First install additional packages: 

```bash
pip install aiofiles aiohttp loguru rdkit
```

Then run the prediction with 
```bash
python3 run_diffdock_asyncio.py
```

## Analyze the results

### Output files

The output file is structured like this: 

```bash
output
|--batch_output_large
    |--5_poses_trial_0
        |--aa2ar
            |--batch_0
                |--output.sdf
                |--status.csv
            |--batch_1
                |--output.sdf
                |--status.csv
            |--batch_2
                |--output.sdf
                |--status.csv
            |--batch_3
                |--output.sdf
                |--status.csv
            |--batch_4
                |--output.sdf
                |--status.csv
            |--batch_5
                |--output.sdf
                |--status.csv
            |--batch_6
                |--output.sdf
                |--status.csv
            |--batch_7
                |--output.sdf
                |--status.csv
            |--log.log
            |--time.pkl
        |--ab1
        ...
```

The actual folder names might differ depending on how you set it up in the python script. 

Specifically: 
- `output.sdf`: this is the file containing the poses of each ligand in the batch. The ID of the molecule is similar to this format: `active_ligand_id_pose_id`. The confidence score is stored as the `Confidence` property. 
- `status.csv`: this is the updated `status.csv` file containing the status of each ligand in the batch.
- `log.log`: loguru logs. 
- `time.pkl`: This pickle file contains the total runtime in seconds (`total_runtime_sec`) and failed batch ids (`failed_batches`). The total runtime is the wall time of all batches in that specific target.
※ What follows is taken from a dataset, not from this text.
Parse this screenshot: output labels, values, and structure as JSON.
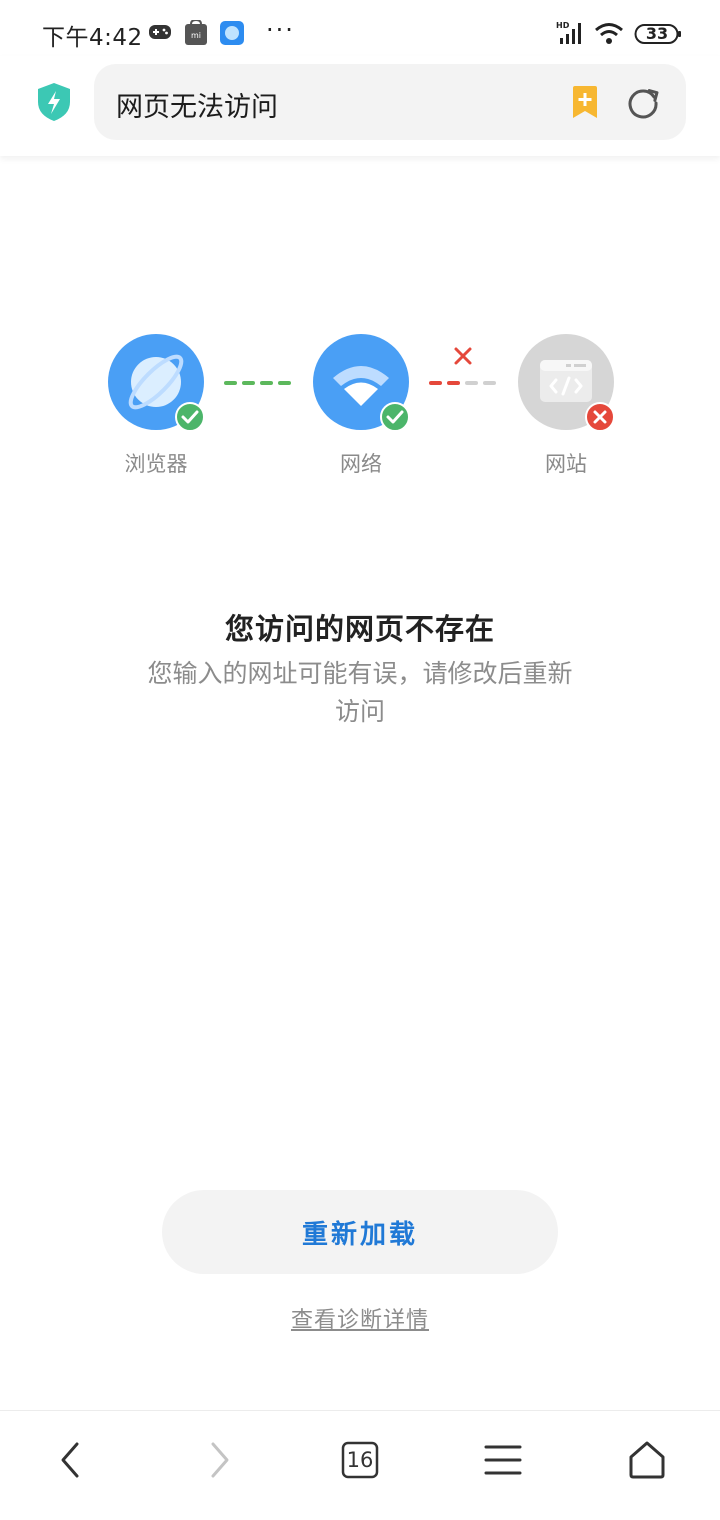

The failed batches is the ID of the batches that the server returned a non-200 status code. 


### Runtime

Below is the runtime using Diffodck version `nvcr.io/nim/mit/diffdock:1.2.0`


| instance | number of poses | dataset | total run time (sec) | per ligand runtime (sec) |
| -------- | ---------- | -------- | -------- | -------- |
| AWS g5.48xlarge (8xA10) | 5 | aa2ar example | 19.3 | 0.24|
| AWS g5.48xlarge (8xA10) | 5 | abl1 example | 10.9 |  0.27 |
| AWS p3.16xlarge (8xV100)	 | 5 | aa2ar example |24.1 | 0.30 |
| AWS p3.16xlarge (8xV100) | 5 | abl1 example| 14.3 | 0.36 |
| DGXC 8xA100 | 5 | aa2ar example | 18.4| 0.23 |
| DGXC 8xA100 | 5 | abl1 example |10.5 | 0.26 |

Notes: 
- aa2ar example: 80 compounds, split into 8 batches of 10 compounds/batch
- abl1 example: 40 compounds, split into 8 batches of 5 compounds/batch
- `per ligand runtime = total runtime/number of ligands`.